An Organic Solution for a Sticky Situation
Eric Yee, Justin Shim
David Thompson Secondary
Floor Location : M 087 R
Whether used in large-scale commercial use or in households, adhesive tape is a commonly used tool used in many different situations. The inspiration for this project came from the excess waste created when adhesive tapes are thrown into the garbage. This problem was addressed by creating and testing new rapidly biodegrading pressure-sensitive adhesive tapes. They would have properties like cellophane or cellulose acetate tape but would not be composed of any synthetic materials. These new adhesive tapes were created by testing naturally sticky substances and glues as the adhesives. They also had strong biodegradable materials as backings. There were two primary tests that were conducted: the test of peel adhesion and the test of tensile strength. The peel adhesion test helped determine the effectiveness and stickiness of each adhesive, while the tensile strength test helped determine the strength of the backing with an adhesive attached to it.
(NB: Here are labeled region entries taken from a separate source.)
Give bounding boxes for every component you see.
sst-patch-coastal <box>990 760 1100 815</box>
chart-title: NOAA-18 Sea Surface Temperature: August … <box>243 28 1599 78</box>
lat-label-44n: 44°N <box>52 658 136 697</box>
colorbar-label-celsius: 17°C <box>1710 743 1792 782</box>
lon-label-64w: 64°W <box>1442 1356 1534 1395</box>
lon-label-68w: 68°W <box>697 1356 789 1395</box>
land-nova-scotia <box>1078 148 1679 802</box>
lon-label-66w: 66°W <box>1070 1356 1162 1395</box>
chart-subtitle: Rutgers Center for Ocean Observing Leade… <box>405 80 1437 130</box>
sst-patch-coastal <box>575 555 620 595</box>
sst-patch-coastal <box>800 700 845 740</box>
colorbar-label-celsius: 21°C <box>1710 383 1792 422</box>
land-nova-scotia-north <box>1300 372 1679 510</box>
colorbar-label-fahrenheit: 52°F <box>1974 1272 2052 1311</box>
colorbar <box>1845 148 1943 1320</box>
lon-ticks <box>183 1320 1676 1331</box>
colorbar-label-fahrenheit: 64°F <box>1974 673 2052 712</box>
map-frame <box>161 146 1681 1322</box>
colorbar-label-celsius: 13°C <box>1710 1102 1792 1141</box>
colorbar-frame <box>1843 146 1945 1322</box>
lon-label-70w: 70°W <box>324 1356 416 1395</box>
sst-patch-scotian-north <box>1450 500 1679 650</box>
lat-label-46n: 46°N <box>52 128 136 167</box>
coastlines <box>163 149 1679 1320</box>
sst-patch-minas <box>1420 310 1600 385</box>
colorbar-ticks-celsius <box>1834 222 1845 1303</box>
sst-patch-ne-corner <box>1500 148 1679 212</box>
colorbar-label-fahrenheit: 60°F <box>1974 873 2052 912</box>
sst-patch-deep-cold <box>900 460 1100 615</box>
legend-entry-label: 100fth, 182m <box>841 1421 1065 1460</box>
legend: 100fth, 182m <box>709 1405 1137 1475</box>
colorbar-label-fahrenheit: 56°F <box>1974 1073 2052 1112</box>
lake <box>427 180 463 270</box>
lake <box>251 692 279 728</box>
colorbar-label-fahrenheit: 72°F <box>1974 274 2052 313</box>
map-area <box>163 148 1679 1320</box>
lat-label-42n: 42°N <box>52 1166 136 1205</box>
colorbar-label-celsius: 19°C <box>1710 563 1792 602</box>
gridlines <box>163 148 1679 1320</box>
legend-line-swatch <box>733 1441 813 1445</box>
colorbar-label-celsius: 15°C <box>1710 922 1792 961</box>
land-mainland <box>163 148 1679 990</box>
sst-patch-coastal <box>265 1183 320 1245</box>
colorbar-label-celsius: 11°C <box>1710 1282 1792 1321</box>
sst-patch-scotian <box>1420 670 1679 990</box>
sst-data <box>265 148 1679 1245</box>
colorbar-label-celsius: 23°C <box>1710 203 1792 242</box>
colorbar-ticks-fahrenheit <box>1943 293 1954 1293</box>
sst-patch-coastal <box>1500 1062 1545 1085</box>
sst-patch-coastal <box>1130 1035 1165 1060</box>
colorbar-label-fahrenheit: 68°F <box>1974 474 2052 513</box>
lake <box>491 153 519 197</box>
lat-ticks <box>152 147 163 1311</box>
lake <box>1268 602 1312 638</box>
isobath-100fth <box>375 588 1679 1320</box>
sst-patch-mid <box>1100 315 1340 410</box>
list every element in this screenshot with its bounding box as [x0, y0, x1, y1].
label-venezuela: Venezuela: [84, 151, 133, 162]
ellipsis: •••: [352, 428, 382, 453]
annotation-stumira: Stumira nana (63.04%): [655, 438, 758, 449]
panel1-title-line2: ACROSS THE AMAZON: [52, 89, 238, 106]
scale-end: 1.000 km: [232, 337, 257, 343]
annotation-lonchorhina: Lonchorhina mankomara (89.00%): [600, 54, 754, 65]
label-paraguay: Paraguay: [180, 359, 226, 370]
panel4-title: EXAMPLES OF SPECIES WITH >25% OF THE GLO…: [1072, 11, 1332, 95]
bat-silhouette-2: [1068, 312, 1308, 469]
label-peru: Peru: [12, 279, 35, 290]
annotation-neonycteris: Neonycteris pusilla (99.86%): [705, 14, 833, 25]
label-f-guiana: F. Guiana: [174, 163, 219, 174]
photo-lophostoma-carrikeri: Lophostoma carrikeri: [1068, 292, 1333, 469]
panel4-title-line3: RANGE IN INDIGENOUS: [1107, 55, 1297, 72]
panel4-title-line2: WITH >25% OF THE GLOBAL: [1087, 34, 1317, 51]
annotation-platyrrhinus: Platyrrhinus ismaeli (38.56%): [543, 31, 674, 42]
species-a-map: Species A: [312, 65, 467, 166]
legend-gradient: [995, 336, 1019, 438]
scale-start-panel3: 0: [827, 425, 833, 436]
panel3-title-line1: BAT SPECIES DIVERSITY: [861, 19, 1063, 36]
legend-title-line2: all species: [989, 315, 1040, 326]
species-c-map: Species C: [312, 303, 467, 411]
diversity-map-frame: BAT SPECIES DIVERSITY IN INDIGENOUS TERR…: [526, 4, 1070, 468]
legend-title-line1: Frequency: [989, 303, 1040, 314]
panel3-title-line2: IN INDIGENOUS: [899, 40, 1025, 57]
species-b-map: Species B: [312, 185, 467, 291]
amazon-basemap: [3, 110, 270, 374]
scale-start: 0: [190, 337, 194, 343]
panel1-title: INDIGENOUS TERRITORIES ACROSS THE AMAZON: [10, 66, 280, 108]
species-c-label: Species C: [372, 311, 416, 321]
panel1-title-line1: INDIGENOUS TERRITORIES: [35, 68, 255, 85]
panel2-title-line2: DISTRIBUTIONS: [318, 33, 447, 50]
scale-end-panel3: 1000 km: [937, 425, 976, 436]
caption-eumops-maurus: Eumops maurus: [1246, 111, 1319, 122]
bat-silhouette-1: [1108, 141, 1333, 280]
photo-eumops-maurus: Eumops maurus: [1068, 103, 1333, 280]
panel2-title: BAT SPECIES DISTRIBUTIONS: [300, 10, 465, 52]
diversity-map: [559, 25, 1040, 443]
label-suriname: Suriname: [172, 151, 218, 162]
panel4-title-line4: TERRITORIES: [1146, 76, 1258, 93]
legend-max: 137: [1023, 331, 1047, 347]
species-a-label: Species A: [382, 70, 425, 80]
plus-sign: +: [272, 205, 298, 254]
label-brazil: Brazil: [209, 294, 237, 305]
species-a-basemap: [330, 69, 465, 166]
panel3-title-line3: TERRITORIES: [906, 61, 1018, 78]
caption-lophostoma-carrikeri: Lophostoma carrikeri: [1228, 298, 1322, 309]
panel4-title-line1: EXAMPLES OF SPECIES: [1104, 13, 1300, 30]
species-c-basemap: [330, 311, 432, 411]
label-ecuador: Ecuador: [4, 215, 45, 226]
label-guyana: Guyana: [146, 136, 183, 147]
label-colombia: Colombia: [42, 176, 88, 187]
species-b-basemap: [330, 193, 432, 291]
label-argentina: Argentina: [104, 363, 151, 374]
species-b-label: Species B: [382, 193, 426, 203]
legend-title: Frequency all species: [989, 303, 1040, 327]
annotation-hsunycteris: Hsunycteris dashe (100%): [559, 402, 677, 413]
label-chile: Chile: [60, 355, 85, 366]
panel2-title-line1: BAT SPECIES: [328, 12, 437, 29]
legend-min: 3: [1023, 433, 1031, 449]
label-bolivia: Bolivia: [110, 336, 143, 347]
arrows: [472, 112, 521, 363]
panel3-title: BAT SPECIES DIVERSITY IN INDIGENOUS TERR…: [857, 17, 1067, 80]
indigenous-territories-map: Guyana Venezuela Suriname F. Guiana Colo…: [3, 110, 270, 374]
The results of the newly created tapes were compared to Scotch tape, painter’s tape, and paper storage tape. This helped to determine the ideal backing and adhesive for a new biodegradable adhesive tape, and how it would compare to the tapes in current usage. From the results, it was concluded that the rice flour adhesive was the stickiest of the newly created biodegradable adhesives. It was also concluded that honey on a banana leaf backing had the most tensile strength out of those tapes. As a final product, a combination of a rice flour adhesive attached to a banana leaf backing, with a primer of honey between them, was determined to be the ideal composition of the new tape.